Teenagers, a group in which depression was almost unheard of a few decades ago, are particularly vulnerable. Antidepressants can kick start a lifetime merry-go-round of drug use. The number of young people in the book who went in for depression, were treated with an antidepressant, went manic and told they were bipolar is not surprising. I have learned enough on my own to know this happens. We are not anecdotal evidence. We are real and numerous.
Who ever heard of bipolar disorder a few years ago? I hadn’t until about fifteen years ago when a friend went fairly loopy. Now, bipolar disorder is the flavor du jour – seems like everybody has it and may include those who would prefer not to say they might be schizophrenic.

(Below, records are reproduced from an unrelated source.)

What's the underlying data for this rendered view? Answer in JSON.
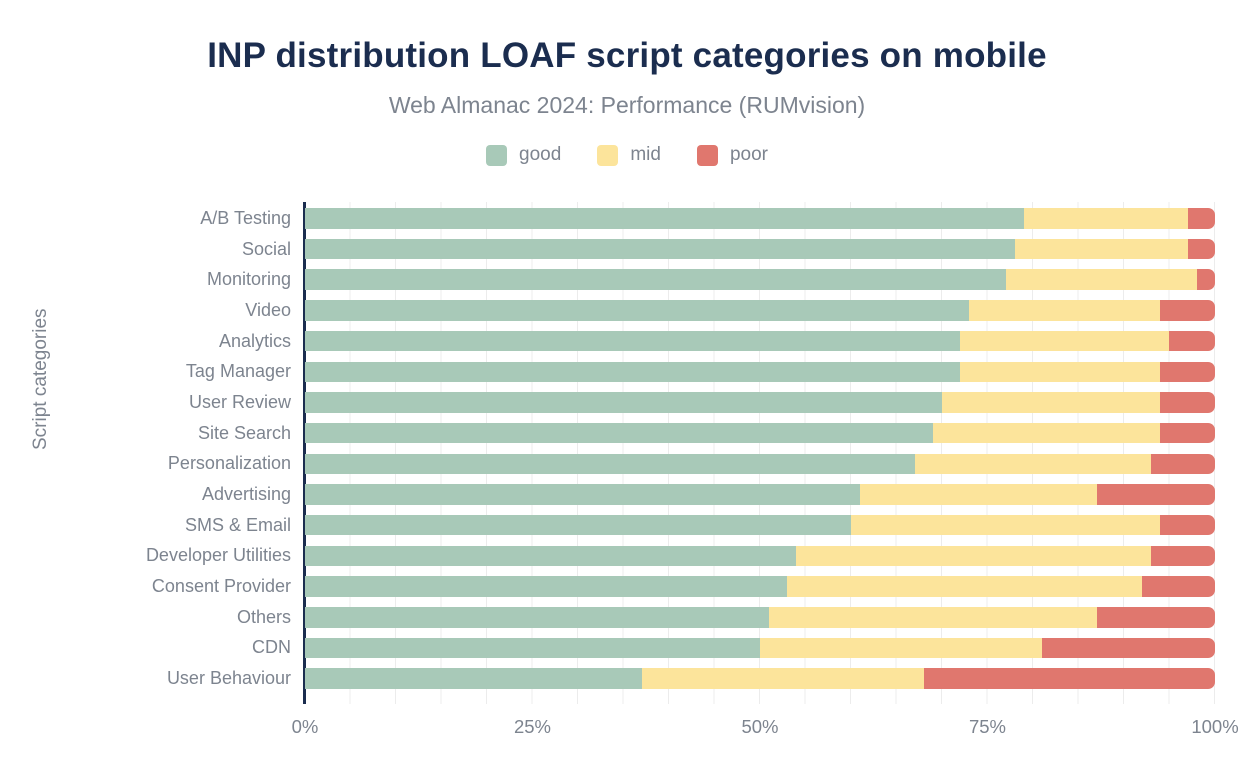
{
  "header": {
    "title": "INP distribution LOAF script categories on mobile",
    "subtitle": "Web Almanac 2024: Performance (RUMvision)"
  },
  "colors": {
    "good": "#a8c9b8",
    "mid": "#fce49b",
    "poor": "#e0776e",
    "title_text": "#1b2d4f",
    "axis_text": "#7d848f",
    "axis_line": "#1b2d4f",
    "gridline": "#ececec",
    "background": "#ffffff"
  },
  "chart_data": {
    "type": "bar",
    "orientation": "horizontal",
    "stacked": true,
    "unit": "%",
    "title": "INP distribution LOAF script categories on mobile",
    "subtitle": "Web Almanac 2024: Performance (RUMvision)",
    "xlabel": "",
    "ylabel": "Script categories",
    "xlim": [
      0,
      100
    ],
    "x_ticks": [
      "0%",
      "25%",
      "50%",
      "75%",
      "100%"
    ],
    "x_tick_values": [
      0,
      25,
      50,
      75,
      100
    ],
    "gridlines": "vertical, every 5%",
    "legend_position": "top-center",
    "categories": [
      "A/B Testing",
      "Social",
      "Monitoring",
      "Video",
      "Analytics",
      "Tag Manager",
      "User Review",
      "Site Search",
      "Personalization",
      "Advertising",
      "SMS & Email",
      "Developer Utilities",
      "Consent Provider",
      "Others",
      "CDN",
      "User Behaviour"
    ],
    "series": [
      {
        "name": "good",
        "color": "#a8c9b8",
        "values": [
          79,
          78,
          77,
          73,
          72,
          72,
          70,
          69,
          67,
          61,
          60,
          54,
          53,
          51,
          50,
          37
        ]
      },
      {
        "name": "mid",
        "color": "#fce49b",
        "values": [
          18,
          19,
          21,
          21,
          23,
          22,
          24,
          25,
          26,
          26,
          34,
          39,
          39,
          36,
          31,
          31
        ]
      },
      {
        "name": "poor",
        "color": "#e0776e",
        "values": [
          3,
          3,
          2,
          6,
          5,
          6,
          6,
          6,
          7,
          13,
          6,
          7,
          8,
          13,
          19,
          32
        ]
      }
    ]
  }
}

You are never not bipolar these days, probably due to the drugs that you need to take like a diabetic must take insulin. I had heard of manic-depression, but only knew of one person over the course of my life who was diagnosed with it. Every so often she would flip out and have to be hospitalized and take her lithium. Otherwise she carried on as the life of the party – and died at a fairly ripe old age.
Nobody today is going to die at a ripe old age if they permit their doctor to turn their personal coping skills into a biological disease. Judging from the swollen ranks of those collecting long term disability they won’t even be working.